Fact is: we the people control the Congress, and Congress controls the Feds on our behalf.

Speculation such as LOBBYIST & WALL STREET is controlling everything around you is utter non-sense.

1
Comment #15 by Anonymous posted on
Anonymous
Matt,

I am yet to hear any announcement from government that they have started insuring all deposits.

The other day I heard Obama's announcement that government has warrentied the GM vehicles. Do you think I missed similar announcement regarding the deposits?

??

1
Comment #16 by Anonymous posted on
Anonymous
LOBBYIST are controlling CONGRESS?

That's preposterous. Last I checked it was the ALIENS who were in control & before them it was the RUSSIANS. :-)

1
Comment #17 by Anonymous posted on
Anonymous
Banking Guy thanks for a great item. To me Sheila is the 900 pound gorilla here. If she ever gets her grubby hands on the NCUA I'm in trouble.

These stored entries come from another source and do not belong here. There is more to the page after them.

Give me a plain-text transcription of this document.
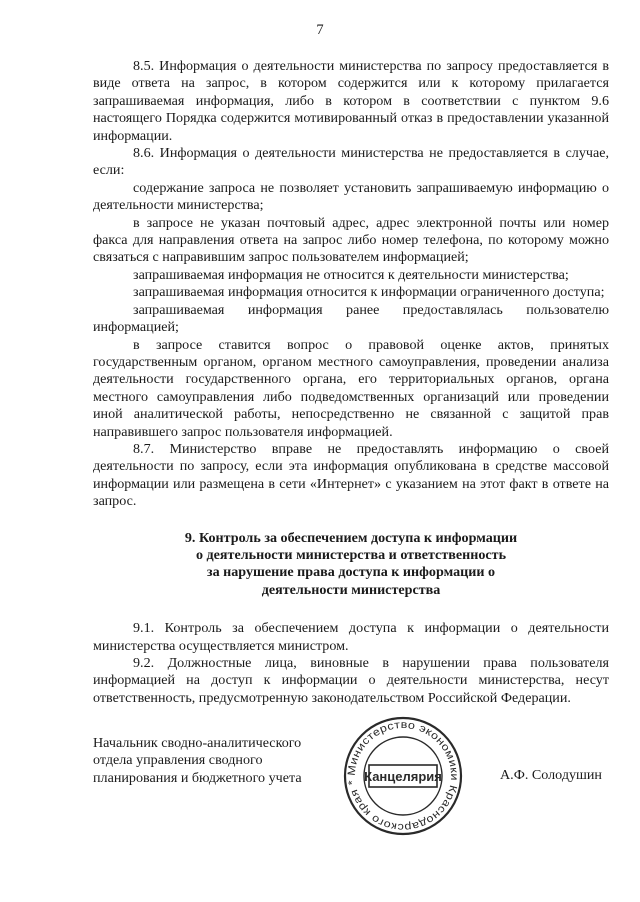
7

8.5. Информация о деятельности министерства по запросу предоставляется в виде ответа на запрос, в котором содержится или к которому прилагается запрашиваемая информация, либо в котором в соответствии с пунктом 9.6 настоящего Порядка содержится мотивированный отказ в предоставлении указанной информации.

8.6. Информация о деятельности министерства не предоставляется в случае, если:

содержание запроса не позволяет установить запрашиваемую информацию о деятельности министерства;

в запросе не указан почтовый адрес, адрес электронной почты или номер факса для направления ответа на запрос либо номер телефона, по которому можно связаться с направившим запрос пользователем информацией;

запрашиваемая информация не относится к деятельности министерства;

запрашиваемая информация относится к информации ограниченного доступа;

запрашиваемая информация ранее предоставлялась пользователю информацией;

в запросе ставится вопрос о правовой оценке актов, принятых государственным органом, органом местного самоуправления, проведении анализа деятельности государственного органа, его территориальных органов, органа местного самоуправления либо подведомственных организаций или проведении иной аналитической работы, непосредственно не связанной с защитой прав направившего запрос пользователя информацией.

8.7. Министерство вправе не предоставлять информацию о своей деятельности по запросу, если эта информация опубликована в средстве массовой информации или размещена в сети «Интернет» с указанием на этот факт в ответе на запрос.

9. Контроль за обеспечением доступа к информации
о деятельности министерства и ответственность
за нарушение права доступа к информации о
деятельности министерства

9.1. Контроль за обеспечением доступа к информации о деятельности министерства осуществляется министром.

9.2. Должностные лица, виновные в нарушении права пользователя информацией на доступ к информации о деятельности министерства, несут ответственность, предусмотренную законодательством Российской Федерации.

Начальник сводно-аналитического
отдела управления сводного
планирования и бюджетного учета	А.Ф. Солодушин
Министерство экономики Краснодарского края * Канцелярия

Until then, I am good. Sure hope it never happens.

1
Comment #18 by Susie (anonymous) posted on
Susie
Re: CD's in California- any reason why you left out Broadway bank? (LA based, several branches)
3.00% APR 3.05% APY on 24 months?
I looked for fine print and I don't see any hitches. Please advise-

1
Comment #19 by Anonymous posted on
Anonymous
Once again they (the news, media, & the general public) get it wrong! The bank failures have nothing to do with brokered deposits, but everything to do with the bank officers running the institution into the ground by imprudently growing their investment and loan portfolios in anyway they could to generate higher net margins. This argument is like blaming a candy store for getting sick to your stomach after gorging on a whole bag of candy and chocolate – “they made it too easy for me to stuff my face with sugar”. These deposits were not forced onto the bank, the banks sought out these deposits b/c they decided they wanted to make more money through bad and unsound loan & investment practices, no matter how much risk was involved. We all have a responsibility to understand the root causes of our current economic environment before we start casting stones. Ignorance makes the situation worse and does not solve anything.